YOUR STORIES: MARINE PLASTIC ART
July 10th, 2010, posted by Shore Crew Tags: Arts, Oceans, PlasticsArtist Steve McPherson tells us about his ongoing projects using discarded plastic waste found on Britain’s beaches…
“For 15 years or more I have been obsessively collecting objects from the beaches near my home on the north east Kent coast, UK. These pieces of marine litter are the forgotten and lost detritus and jetsam of day trippers and pleasure seekers, shipping and fishing industries, and unthinking bathroom discarders. The mainly plastic objects, wave worn and sun bleached are prominent in their manufacture against the natural colours and shapes of the coastal drift – and lie sometimes for years, condemned and condemning as a sign of wastefulness and the disregard of human consumption. Their wrecked existence is due to loss – misfortune – apathy – and malice, and their use is long since passed.
“These lost and found packagings and toys, souvenirs and trinkets, components and workings, are then collected and treasured for their form and colour, and for the potential they have to ‘become’ in my artwork. (please go here www.stevemcpherson.co.uk to see finished artworks).
“After hours of collecting, the objects are collated into categories; by colour, by size, by subject, sometimes chance welcomes other taxonomies and these are brought together to form works that combine the elements with a narrative text, which describes in kind a possible part history of the object.
“The beach where I collect from (which is in a Site of Special Scientific Interest), echoes in miniature the Pacific ocean; as its swirling currents trap and concentrate the debris left by Thanets 2.7 million beach visitors, its 127,000+ residents each year, and the shipping debris from the constant stream of boats and ships that move along the north Kent coast. I in an equally small way then glean and clean the beach to re-use and to turn what is ugly and un-wanted into something I feel is aesthetically interesting, desirable, sometimes humorous, and always questioning, hopefully giving through my intervention a new life to the discarded objects, and in a small way a chance of ecological persistence to an already fragile small part of coastline.
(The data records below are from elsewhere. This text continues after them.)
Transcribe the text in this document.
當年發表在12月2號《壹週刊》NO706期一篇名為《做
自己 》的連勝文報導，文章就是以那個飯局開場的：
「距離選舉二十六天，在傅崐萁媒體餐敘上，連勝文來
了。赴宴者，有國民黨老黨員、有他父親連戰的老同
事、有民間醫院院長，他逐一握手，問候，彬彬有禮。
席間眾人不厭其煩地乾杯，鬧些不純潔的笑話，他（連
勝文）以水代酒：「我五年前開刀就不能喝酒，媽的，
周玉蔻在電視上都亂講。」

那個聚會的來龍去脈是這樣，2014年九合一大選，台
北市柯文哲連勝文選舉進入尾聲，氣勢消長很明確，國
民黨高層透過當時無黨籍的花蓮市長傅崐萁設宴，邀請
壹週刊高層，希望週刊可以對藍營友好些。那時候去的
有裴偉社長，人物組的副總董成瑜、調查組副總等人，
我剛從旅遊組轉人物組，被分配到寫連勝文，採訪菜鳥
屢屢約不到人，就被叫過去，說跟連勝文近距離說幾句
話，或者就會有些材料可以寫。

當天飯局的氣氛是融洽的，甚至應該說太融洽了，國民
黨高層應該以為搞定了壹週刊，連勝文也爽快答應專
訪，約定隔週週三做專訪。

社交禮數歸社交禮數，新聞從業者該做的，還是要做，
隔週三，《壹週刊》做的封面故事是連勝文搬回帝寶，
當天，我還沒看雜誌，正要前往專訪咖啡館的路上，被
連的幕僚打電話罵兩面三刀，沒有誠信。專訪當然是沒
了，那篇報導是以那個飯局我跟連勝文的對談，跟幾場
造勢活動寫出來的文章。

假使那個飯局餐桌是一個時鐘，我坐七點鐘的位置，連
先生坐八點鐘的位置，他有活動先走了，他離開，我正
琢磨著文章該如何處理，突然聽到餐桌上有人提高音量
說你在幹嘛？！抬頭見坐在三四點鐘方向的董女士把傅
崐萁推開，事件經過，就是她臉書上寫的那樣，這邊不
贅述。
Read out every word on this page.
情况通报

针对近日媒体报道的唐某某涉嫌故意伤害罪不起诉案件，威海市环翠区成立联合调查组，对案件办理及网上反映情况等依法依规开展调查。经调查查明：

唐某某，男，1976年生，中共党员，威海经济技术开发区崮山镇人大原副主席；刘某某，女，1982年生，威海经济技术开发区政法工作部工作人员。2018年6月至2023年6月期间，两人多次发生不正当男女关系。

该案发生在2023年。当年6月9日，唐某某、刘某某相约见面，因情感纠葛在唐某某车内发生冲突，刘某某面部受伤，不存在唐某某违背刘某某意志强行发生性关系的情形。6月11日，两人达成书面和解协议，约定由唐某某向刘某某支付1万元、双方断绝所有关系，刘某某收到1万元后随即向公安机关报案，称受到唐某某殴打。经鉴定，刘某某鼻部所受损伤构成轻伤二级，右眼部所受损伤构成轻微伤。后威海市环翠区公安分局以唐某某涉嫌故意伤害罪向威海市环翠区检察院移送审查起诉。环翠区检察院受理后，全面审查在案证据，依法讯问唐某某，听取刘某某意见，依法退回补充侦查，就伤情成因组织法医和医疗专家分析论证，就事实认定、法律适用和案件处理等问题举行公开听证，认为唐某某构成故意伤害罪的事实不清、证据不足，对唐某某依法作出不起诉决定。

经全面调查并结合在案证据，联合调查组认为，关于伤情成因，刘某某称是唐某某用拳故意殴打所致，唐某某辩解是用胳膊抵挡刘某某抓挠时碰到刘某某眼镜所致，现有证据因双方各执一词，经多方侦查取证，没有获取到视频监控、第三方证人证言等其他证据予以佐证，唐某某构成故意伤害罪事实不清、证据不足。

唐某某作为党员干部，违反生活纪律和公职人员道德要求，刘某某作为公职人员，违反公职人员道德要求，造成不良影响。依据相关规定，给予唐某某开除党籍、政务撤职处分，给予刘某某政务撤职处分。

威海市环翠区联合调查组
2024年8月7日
“Recently I have undertaken another project this time online. This website www.marineplastic.org acts as a global depository of images of beached marine plastic, and invites people form all over the world to take and send images of plastic they find on the beach to be stored and documented on the website for all to see and to create a greater awareness of the severity of plastic pollution. This project is in its infancy, to date I have images from the UK, Malta, Kuwait, and the USA, I am hoping for more from as far away and near too as possible. I have also recently donated work and worked with MCS UK, Surfers Against Sewage and Algaltia Marine Conservation Society.”